The twists in the story keep on coming, at the expense of the plot’s structural integrity. There are a few moments where you’ll want to puzzle something out, but the story is relentless and doesn’t pause for a minute — suddenly Tom Hanks is wrestling a Turkish thug in a pool of water in the sunken baths in Istanbul, so there’s not one second to consider the plot holes.

The best thing going for “Inferno” is Hanks, who plays his befuddled professor Langdon with the right modicum of bafflement and brilliance. He can’t believe he’s in this situation but also can’t turn his brain off. Jones makes a fine counterpart as a prim English child prodigy, an heir to his throne if only she can find the right motivation.

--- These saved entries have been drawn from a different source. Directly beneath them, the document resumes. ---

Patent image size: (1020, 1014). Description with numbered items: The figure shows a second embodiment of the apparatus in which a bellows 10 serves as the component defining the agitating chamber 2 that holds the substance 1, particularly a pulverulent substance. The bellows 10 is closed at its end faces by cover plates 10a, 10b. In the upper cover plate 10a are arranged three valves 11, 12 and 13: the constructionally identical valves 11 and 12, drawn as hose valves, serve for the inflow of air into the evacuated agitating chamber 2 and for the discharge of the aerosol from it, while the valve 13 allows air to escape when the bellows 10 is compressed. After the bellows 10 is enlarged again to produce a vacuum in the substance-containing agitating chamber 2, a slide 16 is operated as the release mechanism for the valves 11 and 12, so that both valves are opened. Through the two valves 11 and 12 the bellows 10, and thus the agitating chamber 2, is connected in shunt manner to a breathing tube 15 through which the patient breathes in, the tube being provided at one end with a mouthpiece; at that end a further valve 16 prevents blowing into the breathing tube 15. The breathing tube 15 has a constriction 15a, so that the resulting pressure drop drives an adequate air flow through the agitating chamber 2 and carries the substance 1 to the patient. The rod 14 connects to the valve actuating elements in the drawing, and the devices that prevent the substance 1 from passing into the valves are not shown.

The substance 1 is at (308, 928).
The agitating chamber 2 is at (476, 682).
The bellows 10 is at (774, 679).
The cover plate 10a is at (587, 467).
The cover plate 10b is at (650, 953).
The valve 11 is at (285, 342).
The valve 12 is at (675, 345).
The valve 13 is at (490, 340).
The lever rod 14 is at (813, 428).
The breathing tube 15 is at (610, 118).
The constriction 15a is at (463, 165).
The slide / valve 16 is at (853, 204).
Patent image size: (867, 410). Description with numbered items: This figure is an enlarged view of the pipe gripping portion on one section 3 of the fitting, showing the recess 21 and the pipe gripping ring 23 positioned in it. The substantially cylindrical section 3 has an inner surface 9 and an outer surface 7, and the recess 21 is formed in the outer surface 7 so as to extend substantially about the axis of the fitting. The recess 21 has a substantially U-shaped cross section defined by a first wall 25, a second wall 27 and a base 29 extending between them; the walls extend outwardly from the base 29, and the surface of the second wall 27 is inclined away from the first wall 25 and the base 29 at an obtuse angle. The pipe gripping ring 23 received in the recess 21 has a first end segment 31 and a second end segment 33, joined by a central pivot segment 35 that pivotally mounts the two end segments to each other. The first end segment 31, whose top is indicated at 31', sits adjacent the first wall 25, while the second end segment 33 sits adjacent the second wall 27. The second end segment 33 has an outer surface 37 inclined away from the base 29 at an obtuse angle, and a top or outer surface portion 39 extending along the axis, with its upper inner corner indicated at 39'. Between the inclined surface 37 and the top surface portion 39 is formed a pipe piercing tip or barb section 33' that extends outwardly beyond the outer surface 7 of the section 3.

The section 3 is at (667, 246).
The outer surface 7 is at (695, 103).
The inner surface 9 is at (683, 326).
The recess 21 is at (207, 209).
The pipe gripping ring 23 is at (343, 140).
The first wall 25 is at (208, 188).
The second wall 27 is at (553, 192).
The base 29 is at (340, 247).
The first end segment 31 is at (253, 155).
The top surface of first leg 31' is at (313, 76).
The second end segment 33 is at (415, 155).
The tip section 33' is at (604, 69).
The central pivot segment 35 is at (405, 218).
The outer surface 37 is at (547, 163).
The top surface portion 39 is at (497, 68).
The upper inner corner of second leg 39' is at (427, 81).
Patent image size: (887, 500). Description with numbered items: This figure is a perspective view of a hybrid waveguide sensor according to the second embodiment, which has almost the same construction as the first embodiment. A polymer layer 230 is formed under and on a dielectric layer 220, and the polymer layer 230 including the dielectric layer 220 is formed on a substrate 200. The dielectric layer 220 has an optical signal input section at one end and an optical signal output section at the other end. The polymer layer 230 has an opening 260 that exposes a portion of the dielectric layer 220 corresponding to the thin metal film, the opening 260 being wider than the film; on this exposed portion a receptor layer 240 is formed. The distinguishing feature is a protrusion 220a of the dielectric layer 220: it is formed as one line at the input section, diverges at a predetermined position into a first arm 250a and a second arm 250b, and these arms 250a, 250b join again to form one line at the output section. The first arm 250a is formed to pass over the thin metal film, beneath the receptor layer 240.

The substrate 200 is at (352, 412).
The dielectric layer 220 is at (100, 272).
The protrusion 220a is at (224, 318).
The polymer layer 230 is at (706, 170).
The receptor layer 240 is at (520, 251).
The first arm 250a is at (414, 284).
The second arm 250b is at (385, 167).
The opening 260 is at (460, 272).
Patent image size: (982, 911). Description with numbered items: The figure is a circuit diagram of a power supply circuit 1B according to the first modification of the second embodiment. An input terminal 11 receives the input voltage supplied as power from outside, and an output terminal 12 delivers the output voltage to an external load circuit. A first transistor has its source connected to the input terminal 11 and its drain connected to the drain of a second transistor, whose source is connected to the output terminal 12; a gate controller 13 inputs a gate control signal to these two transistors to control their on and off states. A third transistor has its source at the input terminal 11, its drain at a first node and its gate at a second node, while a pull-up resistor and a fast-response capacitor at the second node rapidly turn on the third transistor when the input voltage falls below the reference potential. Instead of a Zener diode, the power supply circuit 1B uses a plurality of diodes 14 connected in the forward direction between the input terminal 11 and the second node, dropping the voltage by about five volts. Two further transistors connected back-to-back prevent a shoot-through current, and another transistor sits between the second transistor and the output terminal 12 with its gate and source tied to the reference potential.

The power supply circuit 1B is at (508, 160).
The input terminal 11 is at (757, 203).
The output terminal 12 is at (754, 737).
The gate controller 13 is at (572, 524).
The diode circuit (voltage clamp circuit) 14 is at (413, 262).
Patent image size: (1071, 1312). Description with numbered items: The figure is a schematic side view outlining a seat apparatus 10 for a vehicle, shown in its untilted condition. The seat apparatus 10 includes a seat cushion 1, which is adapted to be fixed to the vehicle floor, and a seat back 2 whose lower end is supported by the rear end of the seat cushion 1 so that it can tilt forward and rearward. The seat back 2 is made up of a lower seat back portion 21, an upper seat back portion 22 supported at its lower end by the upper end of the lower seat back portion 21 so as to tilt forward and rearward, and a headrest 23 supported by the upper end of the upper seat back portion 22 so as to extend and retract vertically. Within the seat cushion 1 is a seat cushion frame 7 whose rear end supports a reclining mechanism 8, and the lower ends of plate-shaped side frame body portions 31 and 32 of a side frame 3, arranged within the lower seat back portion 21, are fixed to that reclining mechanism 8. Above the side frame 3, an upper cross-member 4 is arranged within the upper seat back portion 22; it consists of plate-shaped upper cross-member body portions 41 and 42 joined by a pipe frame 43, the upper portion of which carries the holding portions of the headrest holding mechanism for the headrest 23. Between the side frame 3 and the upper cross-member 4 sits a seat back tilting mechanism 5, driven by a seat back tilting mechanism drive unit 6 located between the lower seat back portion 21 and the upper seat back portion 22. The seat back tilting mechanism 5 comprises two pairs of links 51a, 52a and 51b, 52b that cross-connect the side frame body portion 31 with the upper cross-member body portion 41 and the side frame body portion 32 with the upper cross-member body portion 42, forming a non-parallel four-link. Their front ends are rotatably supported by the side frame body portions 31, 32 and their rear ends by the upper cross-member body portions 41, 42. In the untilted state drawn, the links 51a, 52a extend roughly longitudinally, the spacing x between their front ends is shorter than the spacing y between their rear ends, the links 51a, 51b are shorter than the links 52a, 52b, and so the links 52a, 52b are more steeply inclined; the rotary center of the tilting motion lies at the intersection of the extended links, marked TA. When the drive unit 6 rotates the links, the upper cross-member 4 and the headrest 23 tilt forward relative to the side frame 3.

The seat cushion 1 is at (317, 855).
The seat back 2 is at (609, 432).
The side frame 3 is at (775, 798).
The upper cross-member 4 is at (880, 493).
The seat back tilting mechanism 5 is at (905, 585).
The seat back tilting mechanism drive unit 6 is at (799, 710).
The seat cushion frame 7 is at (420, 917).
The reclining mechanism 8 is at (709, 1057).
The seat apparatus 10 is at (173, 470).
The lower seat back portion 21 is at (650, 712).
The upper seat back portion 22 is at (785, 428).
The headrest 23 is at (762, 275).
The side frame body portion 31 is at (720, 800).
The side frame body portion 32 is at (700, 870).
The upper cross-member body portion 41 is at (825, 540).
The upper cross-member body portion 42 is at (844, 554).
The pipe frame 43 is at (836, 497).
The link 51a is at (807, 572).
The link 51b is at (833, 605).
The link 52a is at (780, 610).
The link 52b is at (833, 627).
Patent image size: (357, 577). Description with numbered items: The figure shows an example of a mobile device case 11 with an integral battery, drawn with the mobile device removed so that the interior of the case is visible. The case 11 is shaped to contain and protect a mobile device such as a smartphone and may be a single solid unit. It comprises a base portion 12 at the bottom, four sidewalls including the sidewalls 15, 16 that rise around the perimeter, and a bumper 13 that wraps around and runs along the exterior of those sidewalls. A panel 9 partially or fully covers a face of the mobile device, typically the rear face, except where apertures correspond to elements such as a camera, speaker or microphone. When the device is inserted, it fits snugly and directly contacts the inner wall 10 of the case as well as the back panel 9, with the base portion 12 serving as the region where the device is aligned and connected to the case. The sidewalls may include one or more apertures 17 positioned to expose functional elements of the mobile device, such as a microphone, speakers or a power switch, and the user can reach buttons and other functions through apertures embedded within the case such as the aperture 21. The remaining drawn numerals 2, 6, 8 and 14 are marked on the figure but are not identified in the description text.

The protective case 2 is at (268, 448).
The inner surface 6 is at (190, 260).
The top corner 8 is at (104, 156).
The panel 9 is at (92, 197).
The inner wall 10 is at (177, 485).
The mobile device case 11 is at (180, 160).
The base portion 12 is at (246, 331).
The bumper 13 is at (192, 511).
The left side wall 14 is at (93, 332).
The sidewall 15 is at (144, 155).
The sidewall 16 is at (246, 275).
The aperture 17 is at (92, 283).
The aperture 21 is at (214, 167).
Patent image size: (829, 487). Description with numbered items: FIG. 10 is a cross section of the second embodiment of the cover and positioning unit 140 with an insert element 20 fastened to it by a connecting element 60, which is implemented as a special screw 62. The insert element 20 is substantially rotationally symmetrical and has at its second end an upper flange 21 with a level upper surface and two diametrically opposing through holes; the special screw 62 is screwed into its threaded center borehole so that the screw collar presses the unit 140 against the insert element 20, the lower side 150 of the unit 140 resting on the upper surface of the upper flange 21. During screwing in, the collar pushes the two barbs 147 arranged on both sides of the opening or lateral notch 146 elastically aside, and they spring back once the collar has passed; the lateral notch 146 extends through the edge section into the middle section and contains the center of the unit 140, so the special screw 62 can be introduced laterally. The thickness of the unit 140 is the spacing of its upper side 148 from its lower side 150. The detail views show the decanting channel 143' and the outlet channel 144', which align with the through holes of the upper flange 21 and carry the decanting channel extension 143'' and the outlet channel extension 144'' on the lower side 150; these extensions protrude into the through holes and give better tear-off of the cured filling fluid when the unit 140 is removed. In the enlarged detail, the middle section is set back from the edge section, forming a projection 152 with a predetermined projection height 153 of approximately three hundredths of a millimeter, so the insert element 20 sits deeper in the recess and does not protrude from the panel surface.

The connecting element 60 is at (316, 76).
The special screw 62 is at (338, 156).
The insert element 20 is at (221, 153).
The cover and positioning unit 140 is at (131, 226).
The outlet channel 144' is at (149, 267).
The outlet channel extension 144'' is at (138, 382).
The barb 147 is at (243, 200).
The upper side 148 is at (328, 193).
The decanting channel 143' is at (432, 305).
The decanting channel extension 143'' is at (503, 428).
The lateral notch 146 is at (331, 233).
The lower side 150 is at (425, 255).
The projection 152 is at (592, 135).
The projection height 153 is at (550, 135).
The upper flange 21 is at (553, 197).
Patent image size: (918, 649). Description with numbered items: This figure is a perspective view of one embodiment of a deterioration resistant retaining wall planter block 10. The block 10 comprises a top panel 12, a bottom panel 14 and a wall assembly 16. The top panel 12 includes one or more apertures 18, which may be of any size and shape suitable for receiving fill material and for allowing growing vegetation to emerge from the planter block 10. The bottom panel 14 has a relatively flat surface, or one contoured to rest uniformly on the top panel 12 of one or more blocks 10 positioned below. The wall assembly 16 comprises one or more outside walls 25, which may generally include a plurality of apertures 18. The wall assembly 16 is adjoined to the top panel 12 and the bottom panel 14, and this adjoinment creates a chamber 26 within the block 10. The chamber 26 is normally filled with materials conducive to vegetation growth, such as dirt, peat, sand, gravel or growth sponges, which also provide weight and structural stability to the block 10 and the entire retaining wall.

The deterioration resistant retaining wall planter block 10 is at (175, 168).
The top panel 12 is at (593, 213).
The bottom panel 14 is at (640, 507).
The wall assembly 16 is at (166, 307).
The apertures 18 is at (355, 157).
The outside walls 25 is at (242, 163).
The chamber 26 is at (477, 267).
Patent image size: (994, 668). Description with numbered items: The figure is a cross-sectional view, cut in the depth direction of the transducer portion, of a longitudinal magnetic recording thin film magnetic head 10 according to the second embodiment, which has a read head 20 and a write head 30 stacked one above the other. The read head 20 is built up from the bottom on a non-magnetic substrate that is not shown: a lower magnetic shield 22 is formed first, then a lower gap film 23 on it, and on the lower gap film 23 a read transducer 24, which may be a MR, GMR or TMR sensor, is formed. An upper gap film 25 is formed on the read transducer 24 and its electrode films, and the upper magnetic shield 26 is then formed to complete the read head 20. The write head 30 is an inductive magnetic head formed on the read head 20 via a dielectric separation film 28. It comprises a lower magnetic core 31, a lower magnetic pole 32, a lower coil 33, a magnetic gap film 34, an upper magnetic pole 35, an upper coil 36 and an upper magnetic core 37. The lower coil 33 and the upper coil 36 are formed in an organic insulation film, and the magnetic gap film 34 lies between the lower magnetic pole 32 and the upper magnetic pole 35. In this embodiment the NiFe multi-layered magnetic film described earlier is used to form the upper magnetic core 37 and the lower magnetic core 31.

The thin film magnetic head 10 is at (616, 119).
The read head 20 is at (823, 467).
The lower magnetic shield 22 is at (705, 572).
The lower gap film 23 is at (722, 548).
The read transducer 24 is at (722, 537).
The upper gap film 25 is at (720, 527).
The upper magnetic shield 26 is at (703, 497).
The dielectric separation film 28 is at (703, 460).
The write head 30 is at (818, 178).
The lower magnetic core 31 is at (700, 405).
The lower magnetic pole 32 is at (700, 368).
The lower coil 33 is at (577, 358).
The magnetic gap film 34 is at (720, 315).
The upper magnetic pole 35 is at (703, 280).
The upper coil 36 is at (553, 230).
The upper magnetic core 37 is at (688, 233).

The cast is stocked with international talent, including French actor Omar Sy as a questionable WHO agent and Danish actress Sidse Babett Knudsen as Langdon’s old friend and possible love interest. But it’s Bollywood star Irrfan Kahn who slyly steals the show as a private security operative. He brings possibly the only humor in the film playing an exasperated corporate type fed up with his client. It’s a levity that’s much-needed in the cacophonous chaos of “Inferno.”